1 . Selection of resources

We recommend using a reference architecture and documenting all the changes in Architecture Decision Records (ADR) to understand the WHYs at a later stage.
Compute: choose instance types based on usage pattern (and data) and the types of hard disks. Using containers, use serverless or other managed container services depending on the existing knowledge. We will ask: how do you use this compute type, and do you constantly evaluate that they are still right-sized?
Storage and Database: choose the type based on the need, access patterns, and metrics. How did you come to your choice?
Network: are you aware of the network features and service?

2 . Review regularly

It is crucial to stay up-to-date with new resources on AWS to benefit, for example, from cost-saving options.
We also recommend implementing a process to improve workload performance and evolve it over time.

3 . Monitoring is crucial

We already talked about KPIs in the Reliability pillar; however, in this pillar, we talk about technical metrics such as response times, throughput, etc.
Review your monitoring metrics + thresholds regularly and alarm proactively.

4 . Tradeoffs that might have to be taken

Which ones did you take and why?
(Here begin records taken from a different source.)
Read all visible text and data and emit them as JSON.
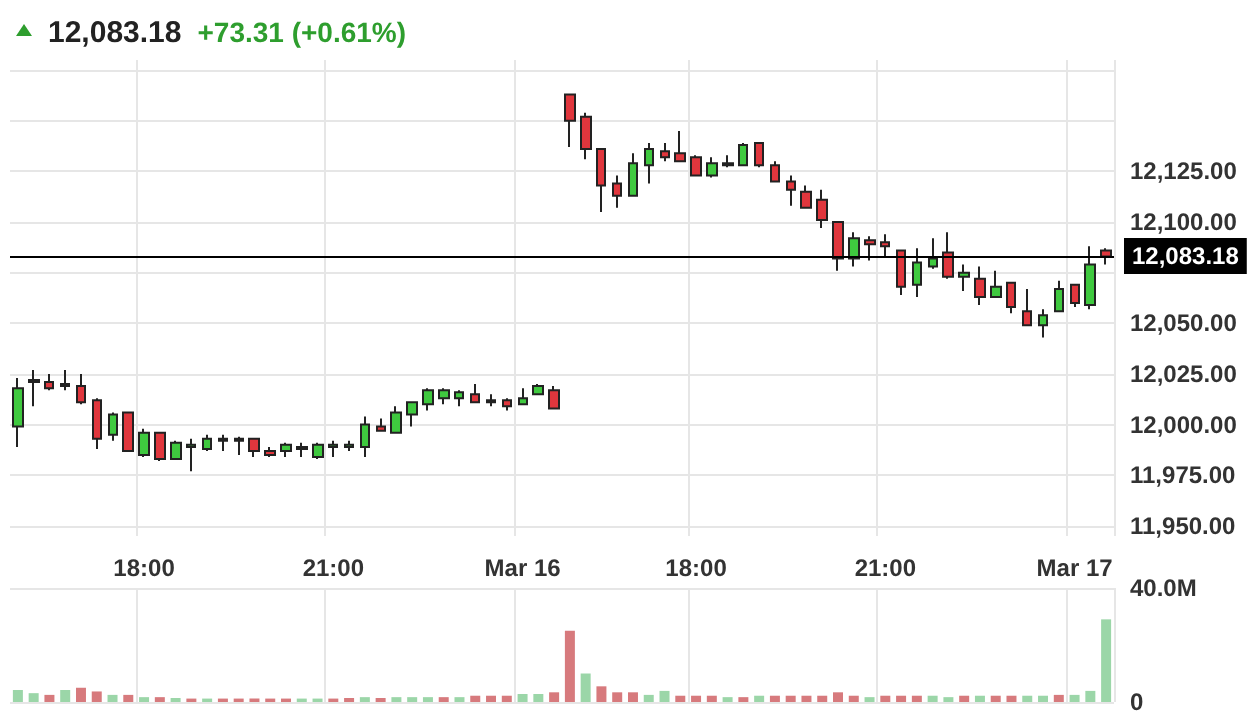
{
  "chart_data": [
    {
      "type": "candlestick",
      "title": "12,083.18",
      "subtitle": "+73.31 (+0.61%)",
      "categories": [
        null,
        null,
        null,
        null,
        null,
        null,
        null,
        null,
        "18:00",
        null,
        null,
        null,
        null,
        null,
        null,
        null,
        null,
        null,
        null,
        null,
        "21:00",
        null,
        null,
        null,
        null,
        null,
        null,
        null,
        null,
        null,
        null,
        null,
        "Mar 16",
        null,
        null,
        null,
        null,
        null,
        null,
        null,
        null,
        null,
        null,
        "18:00",
        null,
        null,
        null,
        null,
        null,
        null,
        null,
        null,
        null,
        null,
        null,
        "21:00",
        null,
        null,
        null,
        null,
        null,
        null,
        null,
        null,
        null,
        null,
        null,
        "Mar 17",
        null,
        null
      ],
      "ohlc": [
        [
          11999,
          12023,
          11989,
          12018
        ],
        [
          12021,
          12027,
          12009,
          12022
        ],
        [
          12021,
          12025,
          12017,
          12018
        ],
        [
          12020,
          12027,
          12017,
          12019
        ],
        [
          12019,
          12025,
          12010,
          12011
        ],
        [
          12012,
          12013,
          11988,
          11993
        ],
        [
          11995,
          12006,
          11992,
          12005
        ],
        [
          12006,
          12006,
          11987,
          11987
        ],
        [
          11985,
          11998,
          11984,
          11996
        ],
        [
          11996,
          11996,
          11982,
          11983
        ],
        [
          11983,
          11992,
          11983,
          11991
        ],
        [
          11989,
          11993,
          11977,
          11990
        ],
        [
          11988,
          11995,
          11987,
          11993
        ],
        [
          11992,
          11995,
          11987,
          11993
        ],
        [
          11993,
          11994,
          11985,
          11992
        ],
        [
          11993,
          11993,
          11984,
          11987
        ],
        [
          11987,
          11989,
          11984,
          11985
        ],
        [
          11987,
          11991,
          11984,
          11990
        ],
        [
          11988,
          11991,
          11984,
          11989
        ],
        [
          11984,
          11991,
          11983,
          11990
        ],
        [
          11989,
          11992,
          11984,
          11990
        ],
        [
          11989,
          11992,
          11987,
          11990
        ],
        [
          11989,
          12004,
          11984,
          12000
        ],
        [
          11999,
          12003,
          11997,
          11997
        ],
        [
          11996,
          12009,
          11996,
          12006
        ],
        [
          12005,
          12011,
          11999,
          12011
        ],
        [
          12010,
          12018,
          12007,
          12017
        ],
        [
          12013,
          12018,
          12010,
          12017
        ],
        [
          12013,
          12017,
          12009,
          12016
        ],
        [
          12015,
          12020,
          12011,
          12011
        ],
        [
          12012,
          12015,
          12009,
          12011
        ],
        [
          12012,
          12013,
          12007,
          12009
        ],
        [
          12010,
          12018,
          12010,
          12013
        ],
        [
          12015,
          12020,
          12015,
          12019
        ],
        [
          12017,
          12019,
          12008,
          12008
        ],
        [
          12163,
          12163,
          12137,
          12150
        ],
        [
          12152,
          12154,
          12131,
          12136
        ],
        [
          12136,
          12136,
          12105,
          12118
        ],
        [
          12119,
          12123,
          12107,
          12113
        ],
        [
          12113,
          12134,
          12113,
          12129
        ],
        [
          12128,
          12139,
          12119,
          12136
        ],
        [
          12135,
          12139,
          12130,
          12132
        ],
        [
          12134,
          12145,
          12130,
          12130
        ],
        [
          12132,
          12133,
          12123,
          12123
        ],
        [
          12123,
          12132,
          12122,
          12129
        ],
        [
          12128,
          12133,
          12127,
          12129
        ],
        [
          12128,
          12139,
          12128,
          12138
        ],
        [
          12139,
          12139,
          12127,
          12128
        ],
        [
          12128,
          12130,
          12120,
          12120
        ],
        [
          12120,
          12123,
          12108,
          12116
        ],
        [
          12115,
          12118,
          12107,
          12107
        ],
        [
          12111,
          12116,
          12097,
          12101
        ],
        [
          12100,
          12100,
          12076,
          12082
        ],
        [
          12082,
          12095,
          12078,
          12092
        ],
        [
          12091,
          12093,
          12081,
          12089
        ],
        [
          12090,
          12094,
          12083,
          12088
        ],
        [
          12086,
          12086,
          12064,
          12068
        ],
        [
          12069,
          12087,
          12063,
          12080
        ],
        [
          12078,
          12092,
          12077,
          12082
        ],
        [
          12085,
          12095,
          12072,
          12073
        ],
        [
          12073,
          12079,
          12066,
          12075
        ],
        [
          12072,
          12078,
          12059,
          12063
        ],
        [
          12063,
          12076,
          12063,
          12068
        ],
        [
          12070,
          12070,
          12055,
          12058
        ],
        [
          12056,
          12067,
          12049,
          12049
        ],
        [
          12049,
          12057,
          12043,
          12054
        ],
        [
          12056,
          12071,
          12056,
          12067
        ],
        [
          12069,
          12069,
          12058,
          12060
        ],
        [
          12059,
          12088,
          12057,
          12079
        ],
        [
          12086,
          12087,
          12079,
          12083
        ]
      ],
      "colors": [
        "#3fc93f",
        "#3fc93f",
        "#e0363d",
        "#e0363d",
        "#e0363d",
        "#e0363d",
        "#3fc93f",
        "#e0363d",
        "#3fc93f",
        "#e0363d",
        "#3fc93f",
        "#3fc93f",
        "#3fc93f",
        "#3fc93f",
        "#e0363d",
        "#e0363d",
        "#e0363d",
        "#3fc93f",
        "#3fc93f",
        "#3fc93f",
        "#3fc93f",
        "#3fc93f",
        "#3fc93f",
        "#e0363d",
        "#3fc93f",
        "#3fc93f",
        "#3fc93f",
        "#3fc93f",
        "#3fc93f",
        "#e0363d",
        "#e0363d",
        "#e0363d",
        "#3fc93f",
        "#3fc93f",
        "#e0363d",
        "#e0363d",
        "#e0363d",
        "#e0363d",
        "#e0363d",
        "#3fc93f",
        "#3fc93f",
        "#e0363d",
        "#e0363d",
        "#e0363d",
        "#3fc93f",
        "#3fc93f",
        "#3fc93f",
        "#e0363d",
        "#e0363d",
        "#e0363d",
        "#e0363d",
        "#e0363d",
        "#e0363d",
        "#3fc93f",
        "#e0363d",
        "#e0363d",
        "#e0363d",
        "#3fc93f",
        "#3fc93f",
        "#e0363d",
        "#3fc93f",
        "#e0363d",
        "#3fc93f",
        "#e0363d",
        "#e0363d",
        "#3fc93f",
        "#3fc93f",
        "#e0363d",
        "#3fc93f",
        "#e0363d"
      ],
      "ylim": [
        11945,
        12180
      ],
      "yticks": [
        {
          "value": 11950,
          "label": "11,950.00"
        },
        {
          "value": 11975,
          "label": "11,975.00"
        },
        {
          "value": 12000,
          "label": "12,000.00"
        },
        {
          "value": 12025,
          "label": "12,025.00"
        },
        {
          "value": 12050,
          "label": "12,050.00"
        },
        {
          "value": 12075,
          "label": null
        },
        {
          "value": 12100,
          "label": "12,100.00"
        },
        {
          "value": 12125,
          "label": "12,125.00"
        },
        {
          "value": 12150,
          "label": null
        },
        {
          "value": 12175,
          "label": null
        }
      ],
      "ref_lines": [
        {
          "axis": "y",
          "value": 12083.18,
          "label": "12,083.18",
          "color": "#000000"
        }
      ],
      "grid": true
    },
    {
      "type": "bar",
      "categories": [
        null,
        null,
        null,
        null,
        null,
        null,
        null,
        null,
        null,
        null,
        null,
        null,
        null,
        null,
        null,
        null,
        null,
        null,
        null,
        null,
        null,
        null,
        null,
        null,
        null,
        null,
        null,
        null,
        null,
        null,
        null,
        null,
        null,
        null,
        null,
        null,
        null,
        null,
        null,
        null,
        null,
        null,
        null,
        null,
        null,
        null,
        null,
        null,
        null,
        null,
        null,
        null,
        null,
        null,
        null,
        null,
        null,
        null,
        null,
        null,
        null,
        null,
        null,
        null,
        null,
        null,
        null,
        null,
        null,
        null
      ],
      "values": [
        4.2,
        3.1,
        2.5,
        4.2,
        5.0,
        3.7,
        2.5,
        2.5,
        1.7,
        1.7,
        1.4,
        1.2,
        1.2,
        1.2,
        1.2,
        1.2,
        1.2,
        1.2,
        1.2,
        1.2,
        1.2,
        1.4,
        1.7,
        1.4,
        1.7,
        1.7,
        1.7,
        1.7,
        1.7,
        2.2,
        2.2,
        2.2,
        2.8,
        2.8,
        3.4,
        25,
        10,
        5.5,
        3.4,
        3.4,
        2.5,
        3.9,
        2.2,
        2.2,
        2.2,
        1.7,
        1.7,
        2.2,
        2.2,
        2.2,
        2.2,
        2.2,
        3.4,
        2.2,
        1.7,
        2.2,
        2.2,
        2.2,
        2.2,
        1.7,
        2.2,
        2.2,
        2.2,
        2.2,
        2.2,
        2.2,
        2.5,
        2.5,
        3.9,
        29
      ],
      "colors": [
        "#9bd6a8",
        "#9bd6a8",
        "#d77a7d",
        "#9bd6a8",
        "#d77a7d",
        "#d77a7d",
        "#9bd6a8",
        "#d77a7d",
        "#9bd6a8",
        "#d77a7d",
        "#9bd6a8",
        "#d77a7d",
        "#9bd6a8",
        "#d77a7d",
        "#d77a7d",
        "#d77a7d",
        "#d77a7d",
        "#d77a7d",
        "#9bd6a8",
        "#9bd6a8",
        "#d77a7d",
        "#d77a7d",
        "#9bd6a8",
        "#d77a7d",
        "#9bd6a8",
        "#9bd6a8",
        "#9bd6a8",
        "#d77a7d",
        "#9bd6a8",
        "#d77a7d",
        "#d77a7d",
        "#d77a7d",
        "#9bd6a8",
        "#9bd6a8",
        "#d77a7d",
        "#d77a7d",
        "#9bd6a8",
        "#d77a7d",
        "#d77a7d",
        "#d77a7d",
        "#9bd6a8",
        "#9bd6a8",
        "#d77a7d",
        "#d77a7d",
        "#d77a7d",
        "#9bd6a8",
        "#d77a7d",
        "#9bd6a8",
        "#d77a7d",
        "#d77a7d",
        "#d77a7d",
        "#d77a7d",
        "#d77a7d",
        "#d77a7d",
        "#9bd6a8",
        "#d77a7d",
        "#d77a7d",
        "#d77a7d",
        "#9bd6a8",
        "#9bd6a8",
        "#d77a7d",
        "#9bd6a8",
        "#d77a7d",
        "#d77a7d",
        "#9bd6a8",
        "#9bd6a8",
        "#d77a7d",
        "#9bd6a8",
        "#9bd6a8",
        "#9bd6a8"
      ],
      "ylim": [
        0,
        40
      ],
      "yticks": [
        {
          "value": 0,
          "label": "0"
        },
        {
          "value": 40,
          "label": "40.0M"
        }
      ],
      "tick_labels": "y",
      "grid": true
    }
  ]
}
This might include using edge services, design patterns, caching services or database read-replicas, compression algorithms for Cloudfront, or buffering.
Do you measure the impact of your improvements?

Conclusion

Based on the pillar principles and improvement process, our conclusion is:

Most clients miss having decision records of their architecture (ADRs)
Staying up-to-date with new resources on AWS, with media, such as AWS blogs, is highly encouraged; also, transfer this knowledge into the company and allocate engineering time to test it out.
We recommend moving to serverless: we analyze your infrastructure and advise you. See our blogs for our opinions and case studies.
We see that access or usage patterns are not measured. We highly recommend making data-driven decisions and documenting them accordingly.
Going global is recommended. Not only by serving your content quickly and cost-effectively to your user but also for your overall cloud spending. However, it should be chosen wisely, as the following graphic illustrates that, for example, a workload in Frankfurt (+13%) doubles in price compared to Stockholm (+6%).